I have just been back to sort some stuff out on the van after leaving it in storage for the past 3-weeks only to find that I now have a mysterious bulge appear in the side panelling.

I cannot understand it as it has only been parked up since having some engine work and mot done.

The bulge seems to be at the rear of the fridge, but the fridge has been turned off since Stratford (1st week in June). Since then it has been in the repair shop, mostly waiting for parts and then stored undercover for the past 3-weeks. I have had a look in all the apertures around and underneath the bulge but all are as dry as a bone.

Has anybody any idea what might be causing this and how it might be overcome. Also who is the best person/garage that might be able to repair it, if in fact it is repairable.

I am at my wits end trying to figure this out.

*H E L P*


----------



## vicdicdoc (May 14, 2005)

Is it glass fibre ? . . .if it is I hope its not de-laminating [if thats the right terminology], apart from that or damp I can't think what may have caused it, I hope (a) its minimal (b) easily rectified (c) not expensive !


----------



## 88927 (May 10, 2005)

Hi RVman
Does the bulge look like it is being pushed out from the inside? If you gently push the centre of the bulge can you feel it moving back in? Do you have a picture of it that you can post?
It is not uncommon for RV's to have these appear. It is delamination and is usually caused by water ingress / temperature changes. 
How big is the "bubble"? Is it beneath an opening in the side wall?
Was your RV in a hot climate prior to import?
We have one or two bubbles on our RV and we are not too worried about them, one was caused by a leaking window that has been re-sealed to cure the leak but the bulge is still there.
I am not sure what you can do to stick it back down, if anything, and maybe someone will be along with some more info soon. In the meantime I would not worry unduly but do have a good look around the area above to see if there is anywhere that water could have penetrated and then reseal it while the weather is dry.

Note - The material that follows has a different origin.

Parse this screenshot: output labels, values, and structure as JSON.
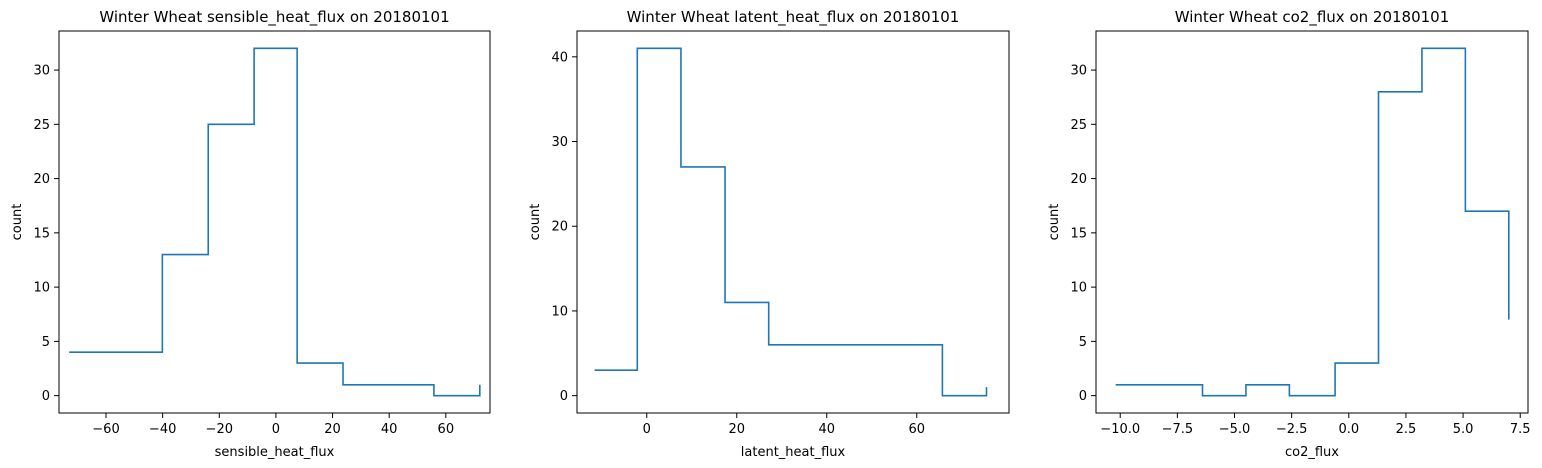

Good luck and do let us know what you find, you also may consider subscribing to the site as you only have a limited number of posts and these will soon get used up with the Q&A process mate.....

Keith


----------



## LC1962 (Oct 6, 2005)

Hi RV Man

As Keith says it is quite common in RVs and there is not a great deal that can be done about it short of cutting out the ballooned part and replacing it. Very expensive to have done over here and more often than not, the repair will scream out a lot more than the delamination.
We have had a fair bit of extreme temperature fluctuation in recent weeks which, if there is no obvious sign of water ingress, is the most probable cause.
Personally I'd suggest you make sure your seams, joints etc are properly sealed and leave well alone.
Hope this helps
Linda


----------



## sergeant (Jun 7, 2006)

Hi RVman, By the sound of it it is a delam. It is quite common & is not normally agreat problem. Most delams are easily repairable but you will have to use a dealer as the 2pack delam kits are only supplied to the trade & not to the enduser for Health & Safety reasons. Depending on where it is & access to the inside etc you are probably only looking at 1 hrs labour.However the vehicle would be needed for 24 hours for clamping etc. The expensive bit is the kit itself as it has a very short shelf life it has to be ordered for the job. Once opened we cannot reuse it, Ask at your local dealers, Steve


----------



## Pusser (May 9, 2005)

Oops! Sorry, I thought this was a follow up to the music post re Dolly Parton.


----------